Once the pipeline is complete (approximately 2 hours on a HPC system using 15 processes for the SCENIC GRN step), the output will be the following files (display truncated):

$ tree out
out/
├── data
│   ├── intermediate
│   │   └── [...]
│   └── pbmc10k.PBMC10k_DSL2.single_sample.output.h5ad
├── loom
│   ├── pbmc10k.SCENIC_SCope_output.loom
│   └── pbmc10k.SCope_output.loom
├── nextflow_reports
│   ├── execution_report.html
│   ├── execution_timeline.html
│   ├── execution_trace.txt
│   └── pipeline_dag.dot
├── notebooks
│   ├── intermediate
│   ├── pbmc10k.merged_report.html
│   ├── pbmc10k.merged_report.ipynb
│   ├── pbmc10k.merged_report.louvain_0.4.html
│   ├── pbmc10k.merged_report.louvain_0.4.ipynb
│   ├── pbmc10k.merged_report.louvain_0.8.html
│   └── pbmc10k.merged_report.louvain_0.8.ipynb
└── scenic
    └── pbmc10k
        ├── arboreto_with_multiprocessing
        │   ├── pbmc10k__adj.tsv
        │   └── pbmc10k.filtered.loom
        ├── aucell
        │   ├── pbmc10k__auc_mtf.loom
        │   ├── pbmc10k__auc_trk.loom
        │   └── pbmc10k.filtered.loom
        ├── cistarget
        │   ├── pbmc10k.filtered.loom
        │   ├── pbmc10k__reg_mtf.csv
        │   └── pbmc10k__reg_trk.csv
        ├── notebooks
        │   ├── SCENIC_report.html
        │   └── SCENIC_report.ipynb
        ├── SCENIC_output.loom
        └── SCENIC_SCope_output.loom

The final SCENIC output is packaged into a loom file, which includes the results of the parallel expression analysis (based on highly variable genes).
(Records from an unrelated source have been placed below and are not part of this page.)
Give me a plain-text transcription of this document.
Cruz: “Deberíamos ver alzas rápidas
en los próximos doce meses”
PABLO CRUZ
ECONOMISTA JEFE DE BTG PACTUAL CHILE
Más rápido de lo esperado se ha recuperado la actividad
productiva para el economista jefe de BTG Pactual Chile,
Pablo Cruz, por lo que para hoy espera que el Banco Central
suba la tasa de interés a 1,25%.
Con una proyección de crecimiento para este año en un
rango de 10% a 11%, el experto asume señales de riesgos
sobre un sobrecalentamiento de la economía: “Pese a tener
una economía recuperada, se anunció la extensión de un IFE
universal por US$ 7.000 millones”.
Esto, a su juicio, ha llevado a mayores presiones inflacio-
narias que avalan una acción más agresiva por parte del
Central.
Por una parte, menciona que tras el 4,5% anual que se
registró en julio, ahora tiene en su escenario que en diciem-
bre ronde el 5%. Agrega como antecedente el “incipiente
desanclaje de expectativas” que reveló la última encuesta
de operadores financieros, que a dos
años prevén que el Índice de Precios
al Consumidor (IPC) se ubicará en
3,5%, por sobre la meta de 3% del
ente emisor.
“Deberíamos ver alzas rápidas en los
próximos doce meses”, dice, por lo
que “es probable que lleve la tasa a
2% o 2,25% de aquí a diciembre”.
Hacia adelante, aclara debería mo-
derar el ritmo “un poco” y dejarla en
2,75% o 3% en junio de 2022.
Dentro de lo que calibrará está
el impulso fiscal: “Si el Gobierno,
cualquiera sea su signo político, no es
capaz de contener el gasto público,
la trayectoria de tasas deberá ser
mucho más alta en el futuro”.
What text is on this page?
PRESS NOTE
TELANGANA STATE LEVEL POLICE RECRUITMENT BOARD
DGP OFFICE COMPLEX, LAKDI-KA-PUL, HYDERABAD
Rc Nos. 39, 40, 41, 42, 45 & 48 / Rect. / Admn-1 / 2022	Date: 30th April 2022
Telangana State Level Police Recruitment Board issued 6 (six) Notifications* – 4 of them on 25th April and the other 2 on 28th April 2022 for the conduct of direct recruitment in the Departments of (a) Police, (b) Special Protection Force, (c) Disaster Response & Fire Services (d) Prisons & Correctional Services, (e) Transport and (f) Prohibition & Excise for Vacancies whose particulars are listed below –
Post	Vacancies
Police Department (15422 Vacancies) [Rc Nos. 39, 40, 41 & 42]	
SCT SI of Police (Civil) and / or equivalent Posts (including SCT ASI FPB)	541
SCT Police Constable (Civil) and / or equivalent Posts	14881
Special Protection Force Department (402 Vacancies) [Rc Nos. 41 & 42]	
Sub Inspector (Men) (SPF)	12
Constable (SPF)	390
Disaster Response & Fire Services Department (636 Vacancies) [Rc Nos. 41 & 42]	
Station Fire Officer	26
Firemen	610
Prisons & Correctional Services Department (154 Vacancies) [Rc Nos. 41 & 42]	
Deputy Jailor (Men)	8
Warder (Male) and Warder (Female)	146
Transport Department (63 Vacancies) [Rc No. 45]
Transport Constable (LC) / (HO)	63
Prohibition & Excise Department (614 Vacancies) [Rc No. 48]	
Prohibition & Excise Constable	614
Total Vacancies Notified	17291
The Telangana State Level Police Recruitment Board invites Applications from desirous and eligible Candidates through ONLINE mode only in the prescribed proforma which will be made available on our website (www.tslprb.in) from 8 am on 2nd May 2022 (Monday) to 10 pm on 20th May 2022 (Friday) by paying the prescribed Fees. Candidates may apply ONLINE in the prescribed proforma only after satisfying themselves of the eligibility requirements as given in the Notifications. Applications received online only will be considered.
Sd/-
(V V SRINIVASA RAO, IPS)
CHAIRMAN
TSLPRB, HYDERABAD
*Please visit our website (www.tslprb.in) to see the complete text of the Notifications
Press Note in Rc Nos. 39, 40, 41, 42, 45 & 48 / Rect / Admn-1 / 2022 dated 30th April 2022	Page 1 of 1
This can be found at out/loom/pbmc10k.SCENIC_SCope_output.loom, and is ready to be uploaded to a SCope session. The output loom file from this analysis can be found on the SCENIC protocol SCope session.

Also included is out/data/pbmc10k.PBMC10k_DSL2.single_sample.output.h5ad, an anndata file generated by the Scanpy section of the pipeline, including the results of the expression analysis (but not results from SCENIC).